Storage & retrieval (how teams use it)
- Fast search via index for day-to-day ops (“Show all denies for
tool:stripe:payment.refundlast 24h”). - Immutable store (append-only/WORM) for retention & e-discovery.
- Anchor journal holds periodic chain heads for third-party verifiability.
Actions & workflows powered by receipts
- Spend & plan traceability: From a bill or ledger entry, jump to the exact receipts showing when, under which plan step, and remaining budget at that moment.
- Change management: Prove that calls were made against approved tool schemas (attestation id matches registry) during a rollout.
- Security incident triage: Filter by high BDNA score or deny reasons to find suspect bursts quickly.
- Delegation reviews: Show a timeline of everything an agent did on behalf of a user—without revealing sensitive content.

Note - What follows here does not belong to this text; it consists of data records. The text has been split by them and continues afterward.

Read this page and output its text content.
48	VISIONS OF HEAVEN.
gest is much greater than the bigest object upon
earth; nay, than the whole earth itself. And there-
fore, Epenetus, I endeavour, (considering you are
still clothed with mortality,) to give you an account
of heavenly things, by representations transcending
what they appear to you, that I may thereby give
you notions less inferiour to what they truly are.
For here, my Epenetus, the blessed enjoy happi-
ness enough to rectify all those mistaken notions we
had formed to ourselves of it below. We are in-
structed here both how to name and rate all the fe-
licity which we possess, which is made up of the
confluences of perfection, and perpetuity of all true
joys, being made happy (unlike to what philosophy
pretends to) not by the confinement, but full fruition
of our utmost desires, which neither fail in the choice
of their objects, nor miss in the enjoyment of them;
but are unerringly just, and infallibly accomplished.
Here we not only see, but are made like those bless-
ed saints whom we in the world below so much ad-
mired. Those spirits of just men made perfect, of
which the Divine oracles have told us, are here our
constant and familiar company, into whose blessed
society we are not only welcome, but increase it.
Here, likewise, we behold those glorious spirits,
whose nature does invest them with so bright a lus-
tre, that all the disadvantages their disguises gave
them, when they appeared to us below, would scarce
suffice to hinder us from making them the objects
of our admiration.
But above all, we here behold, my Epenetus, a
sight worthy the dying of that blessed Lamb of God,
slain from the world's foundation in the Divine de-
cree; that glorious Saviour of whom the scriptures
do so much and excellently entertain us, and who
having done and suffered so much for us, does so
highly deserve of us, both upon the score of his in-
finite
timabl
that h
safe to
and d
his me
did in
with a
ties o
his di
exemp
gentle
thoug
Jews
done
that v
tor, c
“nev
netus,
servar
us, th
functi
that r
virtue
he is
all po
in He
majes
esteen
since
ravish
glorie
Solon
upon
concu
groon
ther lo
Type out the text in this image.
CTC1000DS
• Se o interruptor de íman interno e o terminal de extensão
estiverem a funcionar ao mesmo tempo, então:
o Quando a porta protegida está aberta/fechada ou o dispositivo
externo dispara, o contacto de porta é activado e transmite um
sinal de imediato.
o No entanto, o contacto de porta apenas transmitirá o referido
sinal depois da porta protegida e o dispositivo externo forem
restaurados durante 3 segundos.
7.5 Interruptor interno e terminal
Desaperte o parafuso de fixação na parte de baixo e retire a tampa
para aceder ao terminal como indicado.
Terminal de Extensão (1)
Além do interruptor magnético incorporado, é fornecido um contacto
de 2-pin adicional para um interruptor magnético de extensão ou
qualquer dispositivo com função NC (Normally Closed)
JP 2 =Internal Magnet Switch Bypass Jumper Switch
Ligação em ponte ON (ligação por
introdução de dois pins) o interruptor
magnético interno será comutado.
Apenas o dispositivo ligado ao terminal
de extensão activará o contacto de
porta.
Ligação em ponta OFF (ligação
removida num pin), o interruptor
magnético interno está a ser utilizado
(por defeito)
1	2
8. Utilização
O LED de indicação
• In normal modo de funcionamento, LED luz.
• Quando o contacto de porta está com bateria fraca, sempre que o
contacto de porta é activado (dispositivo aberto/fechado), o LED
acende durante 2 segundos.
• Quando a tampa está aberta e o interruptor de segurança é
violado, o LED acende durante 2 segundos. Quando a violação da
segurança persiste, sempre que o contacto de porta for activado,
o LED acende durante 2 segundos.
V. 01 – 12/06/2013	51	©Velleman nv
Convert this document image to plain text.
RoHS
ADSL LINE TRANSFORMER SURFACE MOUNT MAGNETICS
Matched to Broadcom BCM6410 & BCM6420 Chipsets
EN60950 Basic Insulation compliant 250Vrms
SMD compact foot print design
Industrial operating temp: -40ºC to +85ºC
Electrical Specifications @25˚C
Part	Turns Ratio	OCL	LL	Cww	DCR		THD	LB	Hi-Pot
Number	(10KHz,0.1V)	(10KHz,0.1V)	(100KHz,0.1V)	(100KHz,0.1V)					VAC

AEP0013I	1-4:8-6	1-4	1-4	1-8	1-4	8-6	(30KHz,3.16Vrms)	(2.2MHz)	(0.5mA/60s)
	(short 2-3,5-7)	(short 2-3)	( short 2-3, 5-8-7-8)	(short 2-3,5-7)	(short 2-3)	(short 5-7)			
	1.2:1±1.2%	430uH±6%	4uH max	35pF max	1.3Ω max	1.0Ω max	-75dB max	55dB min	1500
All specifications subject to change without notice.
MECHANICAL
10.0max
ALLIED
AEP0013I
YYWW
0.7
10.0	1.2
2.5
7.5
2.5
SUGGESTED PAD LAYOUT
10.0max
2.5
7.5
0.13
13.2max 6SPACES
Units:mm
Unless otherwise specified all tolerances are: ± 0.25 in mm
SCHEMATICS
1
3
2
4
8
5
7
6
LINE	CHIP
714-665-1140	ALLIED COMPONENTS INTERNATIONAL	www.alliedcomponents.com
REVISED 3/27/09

Privacy & data-minimization by design
- No prompts/PII are stored—only hashes, ids, and small scalars.
- Tenant scoping on every receipt for clean separation.
- Key management via enterprise KMS/HSM; rotation supported.
- Retention policies: index hot, WORM cold, and export controls.
How others attempt this & the gap we close
- Plain logs in app/tool silos: Hard to correlate, easy to scrub, no proof of integrity.
- SIEM aggregation: Better visibility, but still no chain of custody and no cryptographic guarantees.
- API gateway logs: Useful, but lack agent-aware context (capability proofs, plan ids, context roots, BDNA).
Receipt Chains unify runtime security signals with standards-based authorization outcomes into a single, verifiable artifact—per action.
PM-level “How it works” checklist (v1 scope)
- Always-on receipts for both allow and deny.
- Hash-chain per agent (and optionally per call) with prev_hash.
- Canonical fields only (no raw params; use fingerprints).
- KMS-signed receipts; key rotation without chain break.
- Periodic anchoring to an independent time-source.
- Search UI: by agent, tool, decision, attestation, BDNA, plan step.
- Export: verifiable bundle (receipts + anchor proofs).
- Operational safety: async write; local buffering on back-pressure; decision path never blocked by the audit pipeline.
KPIs to track
- Coverage: % of agent actions with a valid receipt.
- Verification rate: % of receipts that validate against chain + anchor.
- Time-to-explain: Median time to answer “why allowed/denied?”.
- Anchor freshness: Max age of latest anchored chain head.
- Cross-system reconciliation: % of finance/security tickets resolved using receipts alone.
Example user stories
- CISO: “Prove that no calls used unapproved schema versions during last week’s rollout.”
- CFO/FinOps: “Show every refund over $X with the plan step and remaining budget at decision time.”
- Compliance: “Export verifiable evidence for this audit period—no raw data, just receipts and anchors.”
- SRE/SecOps: “Alert when deny receipts spike for
tool:*.admin.*with high BDNA scores.”
Bottom line
Receipt Chains convert ephemeral agent activity into a cryptographically provable ledger of decisions. They’re lightweight, privacy-preserving, and standards-aligned with AuthZEN and our PDP model—giving Security, Finance, and Compliance a single source of truth that’s easy to query and hard to dispute.